JATC loves Banh-mi (a Vietnamese food). His affection for Banh-mi is so much that he always has it for breakfast. This morning, as usual, he buys a Banh-mi and decides to enjoy it in a special way.

First, he splits the Banh-mi into $n$ parts, places them on a row and numbers them from $1$ through $n$. For each part $i$, he defines the deliciousness of the part as $x_i \in \{0, 1\}$. JATC's going to eat those parts one by one. At each step, he chooses arbitrary remaining part and eats it. Suppose that part is the $i$-th part then his enjoyment of the Banh-mi will increase by $x_i$ and the deliciousness of all the remaining parts will also increase by $x_i$. The initial enjoyment of JATC is equal to $0$.

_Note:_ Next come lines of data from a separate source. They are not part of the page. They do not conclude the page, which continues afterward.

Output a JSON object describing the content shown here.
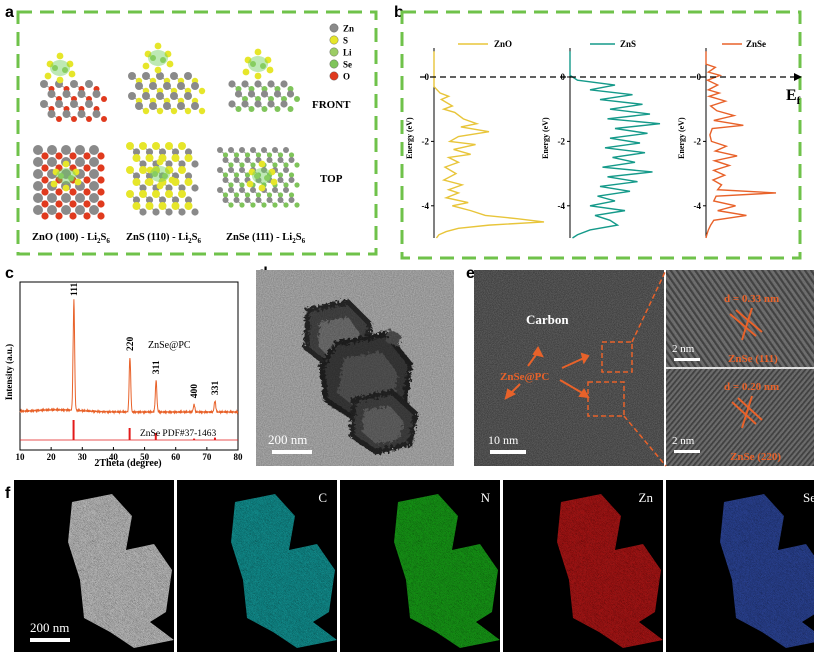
{
  "panels": {
    "a": {
      "label": "a",
      "legend": [
        "Zn",
        "S",
        "Li",
        "Se",
        "O"
      ],
      "legend_colors": [
        "#8a8a8a",
        "#e6e62a",
        "#9ccc65",
        "#7fc45a",
        "#e03a1e"
      ],
      "front_label": "FRONT",
      "top_label": "TOP",
      "captions": [
        {
          "main": "ZnO (100) - Li",
          "sub1": "2",
          "mid": "S",
          "sub2": "6"
        },
        {
          "main": "ZnS (110) - Li",
          "sub1": "2",
          "mid": "S",
          "sub2": "6"
        },
        {
          "main": "ZnSe (111) - Li",
          "sub1": "2",
          "mid": "S",
          "sub2": "6"
        }
      ]
    },
    "b": {
      "label": "b",
      "ef_main": "E",
      "ef_sub": "f",
      "axis_label": "Energy (eV)",
      "ticks": [
        "0",
        "-2",
        "-4"
      ]
    },
    "c": {
      "label": "c",
      "sample_label": "ZnSe@PC",
      "ref_label": "ZnSe PDF#37-1463",
      "xlabel": "2Theta (degree)",
      "ylabel": "Intensity (a.u.)"
    },
    "d": {
      "label": "d",
      "scale": "200 nm"
    },
    "e": {
      "label": "e",
      "carbon": "Carbon",
      "znse_pc": "ZnSe@PC",
      "scale_left": "10 nm",
      "scale_r1": "2 nm",
      "scale_r2": "2 nm",
      "d1": "d = 0.33 nm",
      "d2": "d = 0.20 nm",
      "p1": "ZnSe (111)",
      "p2": "ZnSe (220)"
    },
    "f": {
      "label": "f",
      "scale": "200 nm",
      "maps": [
        {
          "element": "",
          "color": "#d8d8d8"
        },
        {
          "element": "C",
          "color": "#19c6c6"
        },
        {
          "element": "N",
          "color": "#1fd41f"
        },
        {
          "element": "Zn",
          "color": "#e81c1c"
        },
        {
          "element": "Se",
          "color": "#3a5ccc"
        }
      ]
    }
  },
  "chart_data": [
    {
      "type": "line",
      "title": "",
      "xlabel": "",
      "ylabel": "Energy (eV)",
      "ylim": [
        -5,
        0.9
      ],
      "yticks": [
        0,
        -2,
        -4
      ],
      "series": [
        {
          "name": "ZnO",
          "color": "#e8c53a",
          "energy": [
            0.8,
            0.3,
            0.0,
            -0.3,
            -0.5,
            -0.6,
            -0.7,
            -0.9,
            -1.0,
            -1.1,
            -1.3,
            -1.45,
            -1.55,
            -1.7,
            -1.85,
            -2.0,
            -2.1,
            -2.25,
            -2.4,
            -2.5,
            -2.65,
            -2.8,
            -3.0,
            -3.2,
            -3.35,
            -3.5,
            -3.6,
            -3.75,
            -3.9,
            -4.0,
            -4.15,
            -4.3,
            -4.4,
            -4.5,
            -4.6,
            -4.7,
            -4.8,
            -4.9,
            -5.0
          ],
          "dos": [
            0,
            0,
            0,
            0,
            0.5,
            1.2,
            0.6,
            1.5,
            0.8,
            1.7,
            2.4,
            3.5,
            2.2,
            4.5,
            2.0,
            1.3,
            3.4,
            1.6,
            3.0,
            1.2,
            2.0,
            0.9,
            1.8,
            0.8,
            2.3,
            1.2,
            2.0,
            1.0,
            2.8,
            1.5,
            3.0,
            4.2,
            6.8,
            9.0,
            4.5,
            2.0,
            1.0,
            0.4,
            0.2
          ]
        },
        {
          "name": "ZnS",
          "color": "#159a8a",
          "energy": [
            0.8,
            0.3,
            0.05,
            -0.1,
            -0.25,
            -0.4,
            -0.55,
            -0.7,
            -0.85,
            -1.0,
            -1.15,
            -1.3,
            -1.45,
            -1.6,
            -1.75,
            -1.9,
            -2.05,
            -2.2,
            -2.35,
            -2.5,
            -2.65,
            -2.8,
            -2.95,
            -3.1,
            -3.25,
            -3.4,
            -3.55,
            -3.7,
            -3.85,
            -4.0,
            -4.15,
            -4.3,
            -4.45,
            -4.6,
            -4.75,
            -4.9,
            -5.0
          ],
          "dos": [
            0,
            0,
            0,
            0.3,
            1.8,
            0.8,
            2.5,
            1.2,
            2.9,
            1.6,
            3.2,
            1.5,
            3.6,
            1.8,
            3.1,
            1.6,
            2.8,
            1.4,
            3.0,
            1.7,
            2.6,
            1.3,
            3.3,
            1.5,
            2.7,
            1.2,
            2.4,
            1.1,
            1.8,
            0.8,
            2.2,
            1.0,
            1.6,
            1.9,
            0.8,
            0.3,
            0.1
          ]
        },
        {
          "name": "ZnSe",
          "color": "#e8622a",
          "energy": [
            0.8,
            0.4,
            0.3,
            0.15,
            0.05,
            -0.1,
            -0.25,
            -0.4,
            -0.5,
            -0.6,
            -0.75,
            -0.9,
            -1.05,
            -1.2,
            -1.35,
            -1.5,
            -1.6,
            -1.8,
            -2.0,
            -2.15,
            -2.3,
            -2.45,
            -2.6,
            -2.75,
            -2.9,
            -3.05,
            -3.2,
            -3.35,
            -3.5,
            -3.6,
            -3.7,
            -3.85,
            -4.0,
            -4.15,
            -4.3,
            -4.45,
            -4.6,
            -4.75,
            -4.9,
            -5.0
          ],
          "dos": [
            0,
            0,
            1.2,
            0.3,
            1.8,
            0.2,
            1.5,
            0.3,
            1.7,
            0.4,
            2.5,
            0.6,
            1.4,
            3.6,
            1.0,
            4.8,
            0.8,
            0.5,
            0.7,
            2.6,
            1.2,
            4.0,
            1.1,
            3.0,
            1.0,
            2.4,
            0.9,
            2.0,
            1.5,
            9.0,
            1.3,
            1.0,
            3.8,
            1.5,
            5.2,
            1.0,
            0.6,
            0.3,
            0.1,
            0.0
          ]
        }
      ]
    },
    {
      "type": "line",
      "title": "",
      "xlabel": "2Theta (degree)",
      "ylabel": "Intensity (a.u.)",
      "xlim": [
        10,
        80
      ],
      "xticks": [
        10,
        20,
        30,
        40,
        50,
        60,
        70,
        80
      ],
      "series": [
        {
          "name": "ZnSe@PC",
          "color": "#e8622a",
          "peaks": [
            {
              "x": 27.3,
              "height": 1.0,
              "label": "111"
            },
            {
              "x": 45.3,
              "height": 0.5,
              "label": "220"
            },
            {
              "x": 53.7,
              "height": 0.29,
              "label": "311"
            },
            {
              "x": 65.9,
              "height": 0.07,
              "label": "400"
            },
            {
              "x": 72.6,
              "height": 0.1,
              "label": "331"
            }
          ]
        },
        {
          "name": "ZnSe PDF#37-1463",
          "color": "#e31a1a",
          "sticks": [
            {
              "x": 27.2,
              "h": 1.0
            },
            {
              "x": 45.2,
              "h": 0.6
            },
            {
              "x": 53.6,
              "h": 0.35
            },
            {
              "x": 65.9,
              "h": 0.07
            },
            {
              "x": 72.6,
              "h": 0.12
            }
          ]
        }
      ]
    }
  ]
}
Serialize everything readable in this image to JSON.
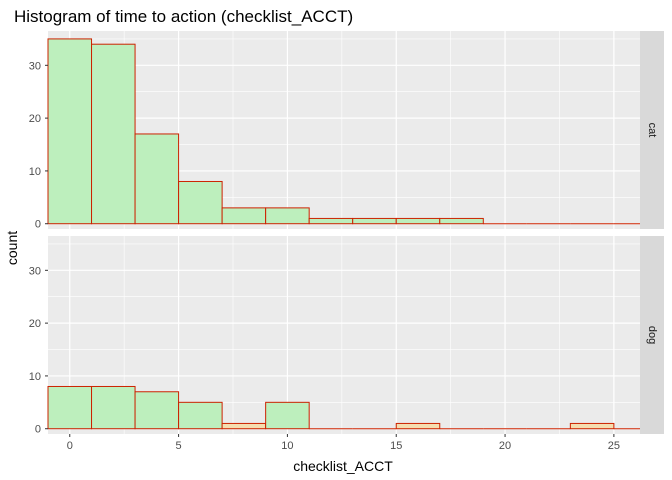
{
  "chart_data": {
    "type": "bar",
    "title": "Histogram of time to action (checklist_ACCT)",
    "xlabel": "checklist_ACCT",
    "ylabel": "count",
    "xlim": [
      -1,
      26.2
    ],
    "ylim": [
      -1,
      36.5
    ],
    "x_ticks": [
      0,
      5,
      10,
      15,
      20,
      25
    ],
    "y_ticks": [
      0,
      10,
      20,
      30
    ],
    "binwidth": 2,
    "grid": true,
    "colors": {
      "panel_bg": "#EBEBEB",
      "grid": "#FFFFFF",
      "strip_bg": "#D9D9D9",
      "bar_stroke": "#CC2200",
      "bar_fill_green": "#BDEFBD",
      "bar_fill_orange": "#F5DEB0"
    },
    "panels": [
      {
        "label": "cat",
        "bins": [
          {
            "x0": -1,
            "x1": 1,
            "count": 35,
            "fill": "green"
          },
          {
            "x0": 1,
            "x1": 3,
            "count": 34,
            "fill": "green"
          },
          {
            "x0": 3,
            "x1": 5,
            "count": 17,
            "fill": "green"
          },
          {
            "x0": 5,
            "x1": 7,
            "count": 8,
            "fill": "green"
          },
          {
            "x0": 7,
            "x1": 9,
            "count": 3,
            "fill": "green"
          },
          {
            "x0": 9,
            "x1": 11,
            "count": 3,
            "fill": "green"
          },
          {
            "x0": 11,
            "x1": 13,
            "count": 1,
            "fill": "green"
          },
          {
            "x0": 13,
            "x1": 15,
            "count": 1,
            "fill": "green"
          },
          {
            "x0": 15,
            "x1": 17,
            "count": 1,
            "fill": "green"
          },
          {
            "x0": 17,
            "x1": 19,
            "count": 1,
            "fill": "green"
          },
          {
            "x0": 19,
            "x1": 21,
            "count": 0,
            "fill": "green"
          },
          {
            "x0": 21,
            "x1": 23,
            "count": 0,
            "fill": "green"
          },
          {
            "x0": 23,
            "x1": 25,
            "count": 0,
            "fill": "green"
          },
          {
            "x0": 25,
            "x1": 26.2,
            "count": 0,
            "fill": "green"
          }
        ]
      },
      {
        "label": "dog",
        "bins": [
          {
            "x0": -1,
            "x1": 1,
            "count": 8,
            "fill": "green"
          },
          {
            "x0": 1,
            "x1": 3,
            "count": 8,
            "fill": "green"
          },
          {
            "x0": 3,
            "x1": 5,
            "count": 7,
            "fill": "green"
          },
          {
            "x0": 5,
            "x1": 7,
            "count": 5,
            "fill": "green"
          },
          {
            "x0": 7,
            "x1": 9,
            "count": 1,
            "fill": "orange"
          },
          {
            "x0": 9,
            "x1": 11,
            "count": 5,
            "fill": "green"
          },
          {
            "x0": 11,
            "x1": 13,
            "count": 0,
            "fill": "green"
          },
          {
            "x0": 13,
            "x1": 15,
            "count": 0,
            "fill": "green"
          },
          {
            "x0": 15,
            "x1": 17,
            "count": 1,
            "fill": "orange"
          },
          {
            "x0": 17,
            "x1": 19,
            "count": 0,
            "fill": "green"
          },
          {
            "x0": 19,
            "x1": 21,
            "count": 0,
            "fill": "green"
          },
          {
            "x0": 21,
            "x1": 23,
            "count": 0,
            "fill": "green"
          },
          {
            "x0": 23,
            "x1": 25,
            "count": 1,
            "fill": "orange"
          },
          {
            "x0": 25,
            "x1": 26.2,
            "count": 0,
            "fill": "green"
          }
        ]
      }
    ]
  }
}
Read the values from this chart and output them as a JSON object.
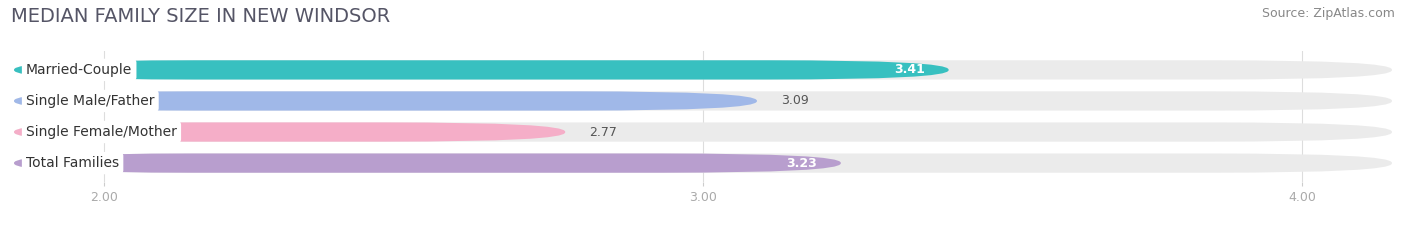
{
  "title": "MEDIAN FAMILY SIZE IN NEW WINDSOR",
  "source": "Source: ZipAtlas.com",
  "categories": [
    "Married-Couple",
    "Single Male/Father",
    "Single Female/Mother",
    "Total Families"
  ],
  "values": [
    3.41,
    3.09,
    2.77,
    3.23
  ],
  "bar_colors": [
    "#38c0c0",
    "#a0b8e8",
    "#f5aec8",
    "#b89ece"
  ],
  "value_white": [
    true,
    false,
    false,
    true
  ],
  "xmin": 1.85,
  "xmax": 4.15,
  "xticks": [
    2.0,
    3.0,
    4.0
  ],
  "xtick_labels": [
    "2.00",
    "3.00",
    "4.00"
  ],
  "background_color": "#ffffff",
  "bar_bg_color": "#ebebeb",
  "title_fontsize": 14,
  "source_fontsize": 9,
  "label_fontsize": 10,
  "value_fontsize": 9
}
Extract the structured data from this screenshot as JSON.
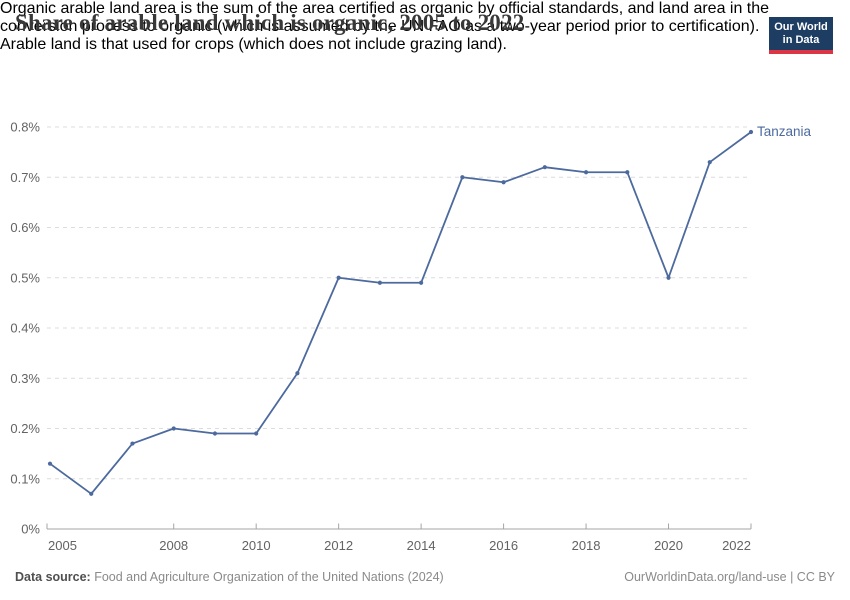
{
  "header": {
    "title": "Share of arable land which is organic, 2005 to 2022",
    "subtitle_lines": [
      "Organic arable land area is the sum of the area certified as organic by official standards, and land area in the",
      "conversion process to organic (which is assumed by the UN FAO as a two-year period prior to certification).",
      "Arable land is that used for crops (which does not include grazing land)."
    ],
    "logo": {
      "line1": "Our World",
      "line2": "in Data"
    }
  },
  "colors": {
    "line_blue": "#4C6A9E",
    "logo_navy": "#1d3d63",
    "logo_red": "#dc3545",
    "gridline": "#dcdcdc",
    "axis": "#a5a5a5",
    "tick_text": "#636363"
  },
  "chart_data": {
    "type": "line",
    "title": "Share of arable land which is organic, 2005 to 2022",
    "xlabel": "",
    "ylabel": "",
    "unit": "%",
    "x": [
      2005,
      2006,
      2007,
      2008,
      2009,
      2010,
      2011,
      2012,
      2013,
      2014,
      2015,
      2016,
      2017,
      2018,
      2019,
      2020,
      2021,
      2022
    ],
    "series": [
      {
        "name": "Tanzania",
        "color": "#4C6A9E",
        "values": [
          0.13,
          0.07,
          0.17,
          0.2,
          0.19,
          0.19,
          0.31,
          0.5,
          0.49,
          0.49,
          0.7,
          0.69,
          0.72,
          0.71,
          0.71,
          0.5,
          0.73,
          0.79
        ]
      }
    ],
    "xlim": [
      2005,
      2022
    ],
    "ylim": [
      0,
      0.8
    ],
    "x_ticks": [
      2005,
      2008,
      2010,
      2012,
      2014,
      2016,
      2018,
      2020,
      2022
    ],
    "y_ticks": [
      0,
      0.1,
      0.2,
      0.3,
      0.4,
      0.5,
      0.6,
      0.7,
      0.8
    ],
    "y_tick_labels": [
      "0%",
      "0.1%",
      "0.2%",
      "0.3%",
      "0.4%",
      "0.5%",
      "0.6%",
      "0.7%",
      "0.8%"
    ],
    "grid": "horizontal-dashed",
    "legend_position": "end-of-line-label"
  },
  "footer": {
    "datasource_label": "Data source:",
    "datasource_text": " Food and Agriculture Organization of the United Nations (2024)",
    "right_text": "OurWorldinData.org/land-use | CC BY"
  }
}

For example, suppose the deliciousness of $3$ parts are $[0, 1, 0]$. If JATC eats the second part then his enjoyment will become $1$ and the deliciousness of remaining parts will become $[1, \_, 1]$. Next, if he eats the first part then his enjoyment will become $2$ and the remaining parts will become $[\_, \_, 2]$. After eating the last part, JATC's enjoyment will become $4$.

However, JATC doesn't want to eat all the parts but to save some for later. He gives you $q$ queries, each of them consisting of two integers $l_i$ and $r_i$. For each query, you have to let him know what is the maximum enjoyment he can get if he eats all the parts with indices in the range $[l_i, r_i]$ in some order.

All the queries are independent of each other. Since the answer to the query could be very large, print it modulo $10^9+7$.